49. Le niveau des ressources à mobiliser pour l'alimentation et l'agriculture dépendra bien sûr des objectifs à réaliser. Dans ce contexte, la FAO a mobilisé ces cinq dernières années 230 millions de dollars pour le Programme spécial pour la sécurité alimentaire (PSSA). Pour être efficace et atteindre son but dans quelque 80 PFRDV, le Programme a besoin d'un financement annuel d'environ 1,4 milliard de dollars, dont 500 millions de dollars provenant du FONDS FIDUCIAIRE POUR LE PSSA DE LA FAO, 67 millions des pays bénéficiaires, 134 millions de donateurs bilatéraux et 670 millions d'institutions multilatérales de financement, soit l'équivalent d'environ 17 millions de dollars par pays.

50. Il faut rappeler qu'une part importante de l'investissement public dans le secteur rural des pays en développement est financée par l'aide publique au développement (APD). L'assistance internationale à l'agriculture dans les pays en développement est passée de quelque 12 milliards de dollars É.-U. par an au début des années 80 à près de 16 milliards de dollars É.-U. en 1988. Elle est ensuite tombée à moins de 10 milliards de dollars par an en 1994. D'après le scénario de l'Agriculture mondiale: horizon 2010, l'investissement brut progressif dans l'agriculture nécessaire pour atteindre les objectifs de sécurité alimentaire et d'autres objectifs de développement est estimé à 8,9 milliards de dollars É.-U. en moyenne par an pour l'Afrique subsaharienne, dont 3,3 milliards provenant du secteur privé, 1,6 milliard de l'investissement intérieur public et 3,9 milliards de l'aide publique au développement (APD).

VI. CONCLUSION

51. Cinq ans après le Sommet mondial de l'alimentation, de nombreuses questions relatives à la sécurité alimentaire se posent avec une nouvelle acuité en Afrique. Les risques de conflits et de bouleversements sociaux se sont multipliés. Ils mettent en évidence de nombreuses questions éthiques qui sont au coeur de la sécurité alimentaire, du développement rural et de la gestion des ressources naturelles, ainsi que les liens entre leurs conséquences respectives. Certaines de ces questions ont acquis un caractère d'urgence au cours des cinq dernières années et mériteraient d'être traités de manière spécifique lorsque les pays, la communauté internationale, les ONG et d'autres organisations de la société civile étudient l'environnement mondial dans lequel s'inscrivent le Plan d'action du SMA et les engagements y relatifs. L'intégration de toutes les dimensions dans une approche globale de la sécurité alimentaire exige réflexion, dialogue entre les partenaires et interventions concrètes au niveau du terrain pour garantir l'inversion effective des tendances actuelles.
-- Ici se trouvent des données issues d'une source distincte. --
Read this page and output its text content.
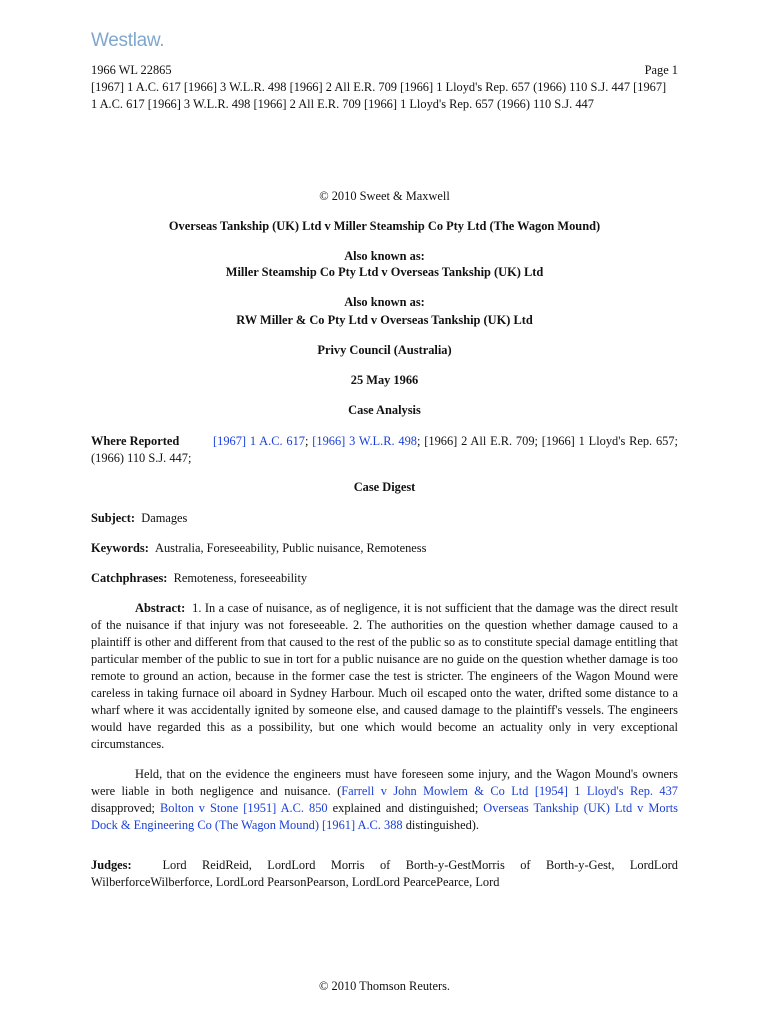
Westlaw.
1966 WL 22865	Page 1
[1967] 1 A.C. 617 [1966] 3 W.L.R. 498 [1966] 2 All E.R. 709 [1966] 1 Lloyd's Rep. 657 (1966) 110 S.J. 447 [1967]
1 A.C. 617 [1966] 3 W.L.R. 498 [1966] 2 All E.R. 709 [1966] 1 Lloyd's Rep. 657 (1966) 110 S.J. 447
© 2010 Sweet & Maxwell
Overseas Tankship (UK) Ltd v Miller Steamship Co Pty Ltd (The Wagon Mound)
Also known as:
Miller Steamship Co Pty Ltd v Overseas Tankship (UK) Ltd
Also known as:
RW Miller & Co Pty Ltd v Overseas Tankship (UK) Ltd
Privy Council (Australia)
25 May 1966
Case Analysis
Where Reported	[1967] 1 A.C. 617; [1966] 3 W.L.R. 498; [1966] 2 All E.R. 709; [1966] 1 Lloyd's Rep. 657; (1966) 110 S.J. 447;
Case Digest
Subject: Damages
Keywords: Australia, Foreseeability, Public nuisance, Remoteness
Catchphrases: Remoteness, foreseeability
Abstract: 1. In a case of nuisance, as of negligence, it is not sufficient that the damage was the direct result of the nuisance if that injury was not foreseeable. 2. The authorities on the question whether damage caused to a plaintiff is other and different from that caused to the rest of the public so as to constitute special damage entitling that particular member of the public to sue in tort for a public nuisance are no guide on the question whether damage is too remote to ground an action, because in the former case the test is stricter. The engineers of the Wagon Mound were careless in taking furnace oil aboard in Sydney Harbour. Much oil escaped onto the water, drifted some distance to a wharf where it was accidentally ignited by someone else, and caused damage to the plaintiff's vessels. The engineers would have regarded this as a possibility, but one which would become an actuality only in very exceptional circumstances.
Held, that on the evidence the engineers must have foreseen some injury, and the Wagon Mound's owners were liable in both negligence and nuisance. (Farrell v John Mowlem & Co Ltd [1954] 1 Lloyd's Rep. 437 disapproved; Bolton v Stone [1951] A.C. 850 explained and distinguished; Overseas Tankship (UK) Ltd v Morts Dock & Engineering Co (The Wagon Mound) [1961] A.C. 388 distinguished).
Judges: Lord ReidReid, LordLord Morris of Borth-y-GestMorris of Borth-y-Gest, LordLord WilberforceWilberforce, LordLord PearsonPearson, LordLord PearcePearce, Lord
© 2010 Thomson Reuters.
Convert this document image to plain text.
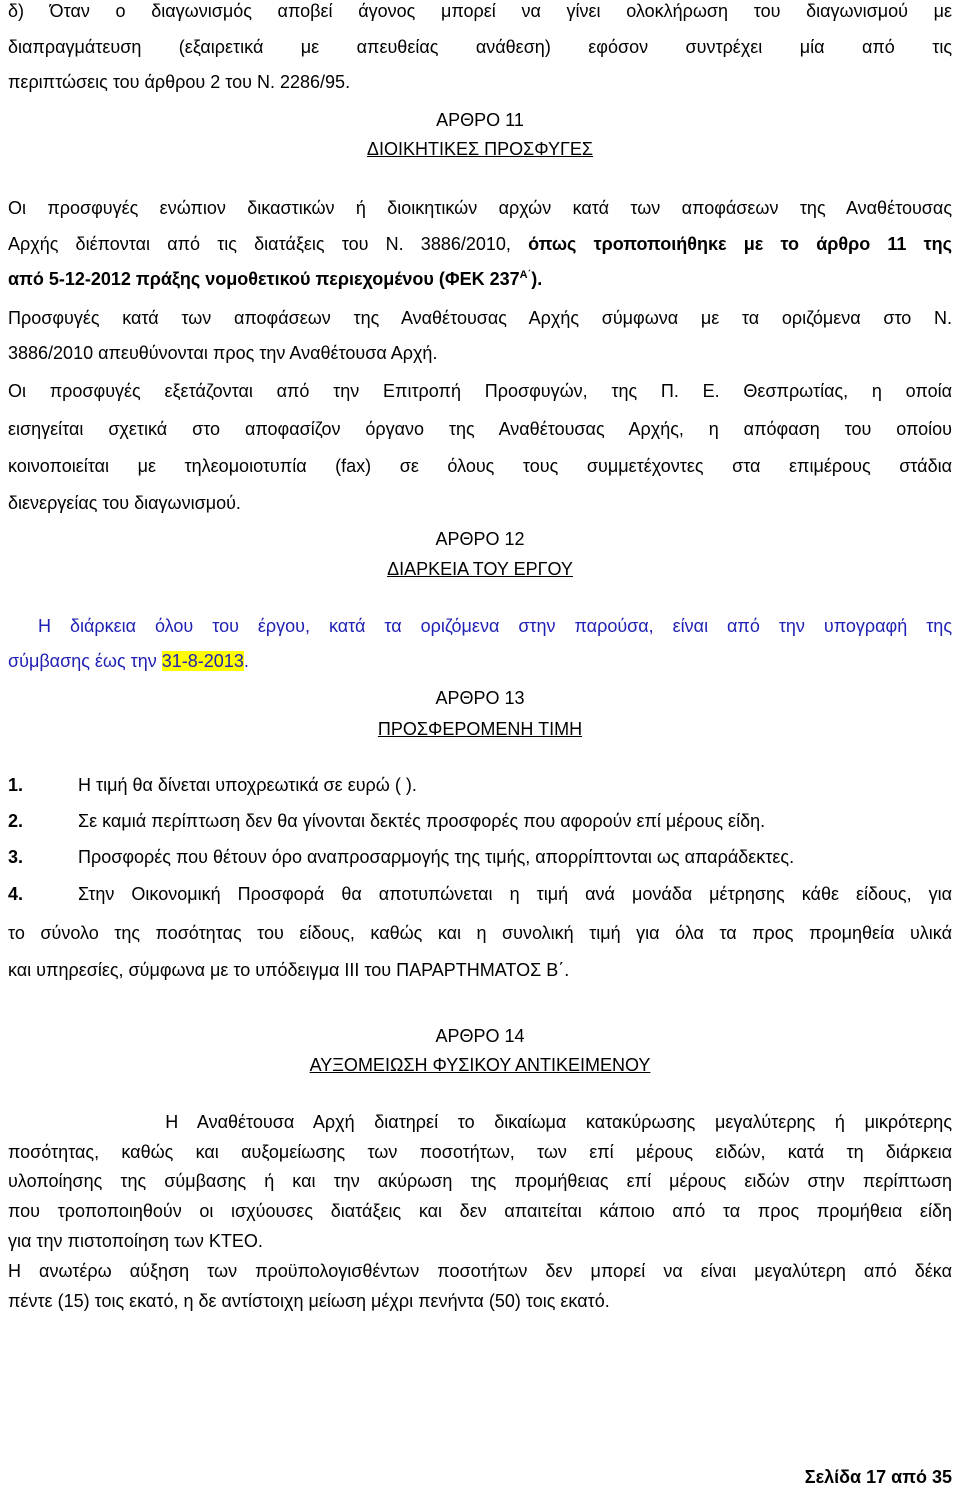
δ) Όταν ο διαγωνισμός αποβεί άγονος μπορεί να γίνει ολοκλήρωση του διαγωνισμού με
διαπραγμάτευση (εξαιρετικά με απευθείας ανάθεση) εφόσον συντρέχει μία από τις
περιπτώσεις του άρθρου 2 του Ν. 2286/95.
ΑΡΘΡΟ 11
ΔΙΟΙΚΗΤΙΚΕΣ ΠΡΟΣΦΥΓΕΣ
Οι προσφυγές ενώπιον δικαστικών ή διοικητικών αρχών κατά των αποφάσεων της Αναθέτουσας
Αρχής διέπονται από τις διατάξεις του Ν. 3886/2010, όπως τροποποιήθηκε με το άρθρο 11 της
από 5-12-2012 πράξης νομοθετικού περιεχομένου (ΦΕΚ $237^{A΄}$).
Προσφυγές κατά των αποφάσεων της Αναθέτουσας Αρχής σύμφωνα με τα οριζόμενα στο Ν.
3886/2010 απευθύνονται προς την Αναθέτουσα Αρχή.
Οι προσφυγές εξετάζονται από την Επιτροπή Προσφυγών, της Π. Ε. Θεσπρωτίας, η οποία
εισηγείται σχετικά στο αποφασίζον όργανο της Αναθέτουσας Αρχής, η απόφαση του οποίου
κοινοποιείται με τηλεομοιοτυπία (fax) σε όλους τους συμμετέχοντες στα επιμέρους στάδια
διενεργείας του διαγωνισμού.
ΑΡΘΡΟ 12
ΔΙΑΡΚΕΙΑ ΤΟΥ ΕΡΓΟΥ
Η διάρκεια όλου του έργου, κατά τα οριζόμενα στην παρούσα, είναι από την υπογραφή της
σύμβασης έως την 31-8-2013.
ΑΡΘΡΟ 13
ΠΡΟΣΦΕΡΟΜΕΝΗ ΤΙΜΗ
1.	Η τιμή θα δίνεται υποχρεωτικά σε ευρώ ( ).
2.	Σε καμιά περίπτωση δεν θα γίνονται δεκτές προσφορές που αφορούν επί μέρους είδη.
3.	Προσφορές που θέτουν όρο αναπροσαρμογής της τιμής, απορρίπτονται ως απαράδεκτες.
4.	Στην Οικονομική Προσφορά θα αποτυπώνεται η τιμή ανά μονάδα μέτρησης κάθε είδους, για
το σύνολο της ποσότητας του είδους, καθώς και η συνολική τιμή για όλα τα προς προμηθεία υλικά
και υπηρεσίες, σύμφωνα με το υπόδειγμα ΙΙΙ του ΠΑΡΑΡΤΗΜΑΤΟΣ Β΄.
ΑΡΘΡΟ 14
ΑΥΞΟΜΕΙΩΣΗ ΦΥΣΙΚΟΥ ΑΝΤΙΚΕΙΜΕΝΟΥ
Η Αναθέτουσα Αρχή διατηρεί το δικαίωμα κατακύρωσης μεγαλύτερης ή μικρότερης
ποσότητας, καθώς και αυξομείωσης των ποσοτήτων, των επί μέρους ειδών, κατά τη διάρκεια
υλοποίησης της σύμβασης ή και την ακύρωση της προμήθειας επί μέρους ειδών στην περίπτωση
που τροποποιηθούν οι ισχύουσες διατάξεις και δεν απαιτείται κάποιο από τα προς προμήθεια είδη
για την πιστοποίηση των ΚΤΕΟ.
Η ανωτέρω αύξηση των προϋπολογισθέντων ποσοτήτων δεν μπορεί να είναι μεγαλύτερη από δέκα
πέντε (15) τοις εκατό, η δε αντίστοιχη μείωση μέχρι πενήντα (50) τοις εκατό.
Σελίδα 17 από 35
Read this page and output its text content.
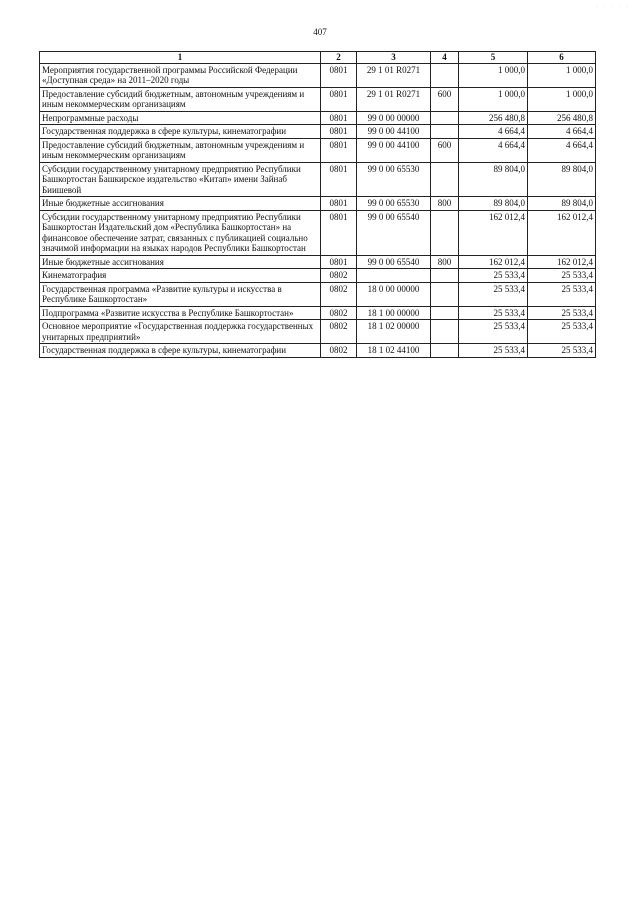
· · · · ·
407
1	2	3	4	5	6
Мероприятия государственной программы Российской Федерации «Доступная среда» на 2011–2020 годы	0801	29 1 01 R0271		1 000,0	1 000,0
Предоставление субсидий бюджетным, автономным учреждениям и иным некоммерческим организациям	0801	29 1 01 R0271	600	1 000,0	1 000,0
Непрограммные расходы	0801	99 0 00 00000		256 480,8	256 480,8
Государственная поддержка в сфере культуры, кинематографии	0801	99 0 00 44100		4 664,4	4 664,4
Предоставление субсидий бюджетным, автономным учреждениям и иным некоммерческим организациям	0801	99 0 00 44100	600	4 664,4	4 664,4
Субсидии государственному унитарному предприятию Республики Башкортостан Башкирское издательство «Китап» имени Зайнаб Биишевой	0801	99 0 00 65530		89 804,0	89 804,0
Иные бюджетные ассигнования	0801	99 0 00 65530	800	89 804,0	89 804,0
Субсидии государственному унитарному предприятию Республики Башкортостан Издательский дом «Республика Башкортостан» на финансовое обеспечение затрат, связанных с публикацией социально значимой информации на языках народов Республики Башкортостан	0801	99 0 00 65540		162 012,4	162 012,4
Иные бюджетные ассигнования	0801	99 0 00 65540	800	162 012,4	162 012,4
Кинематография	0802			25 533,4	25 533,4
Государственная программа «Развитие культуры и искусства в Республике Башкортостан»	0802	18 0 00 00000		25 533,4	25 533,4
Подпрограмма «Развитие искусства в Республике Башкортостан»	0802	18 1 00 00000		25 533,4	25 533,4
Основное мероприятие «Государственная поддержка государственных унитарных предприятий»	0802	18 1 02 00000		25 533,4	25 533,4
Государственная поддержка в сфере культуры, кинематографии	0802	18 1 02 44100		25 533,4	25 533,4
52. L'éradication de la faim est un but réaliste, mais sa réalisation exige un engagement politique ferme et la mobilisation de ressources. Par conséquent, les gouvernements africains et la communauté internationale doivent faire preuve de la volonté politique d'intervenir de manière opportune, appropriée et efficace pour soulager le sort des femmes, des enfants, des vieillards et d'autres groupes socialement défavorisés, pendant les périodes de conflit, de troubles civils et de guerres qui sont malheureusement de plus en plus fréquentes en Afrique subsaharienne. Mais ils doivent faire en sorte que les interventions d'urgence évoluent progressivement et dès que possible vers des mesures de redressement conduisant à la consolidation des économies familiales et rurales, afin que le développement puisse s'enraciner. Avant tout, il appartient aux gouvernements de la région de faire de la poursuite de la paix, de la justice, de la bonne gouvernance et de l'état de droit la marque distinctive de leur mandat. Ceci afin de réduire les troubles civils et les bouleversements sociaux qui entravent leurs efforts louables en faveur de la sécurité alimentaire et du bien-être général de leurs administrés.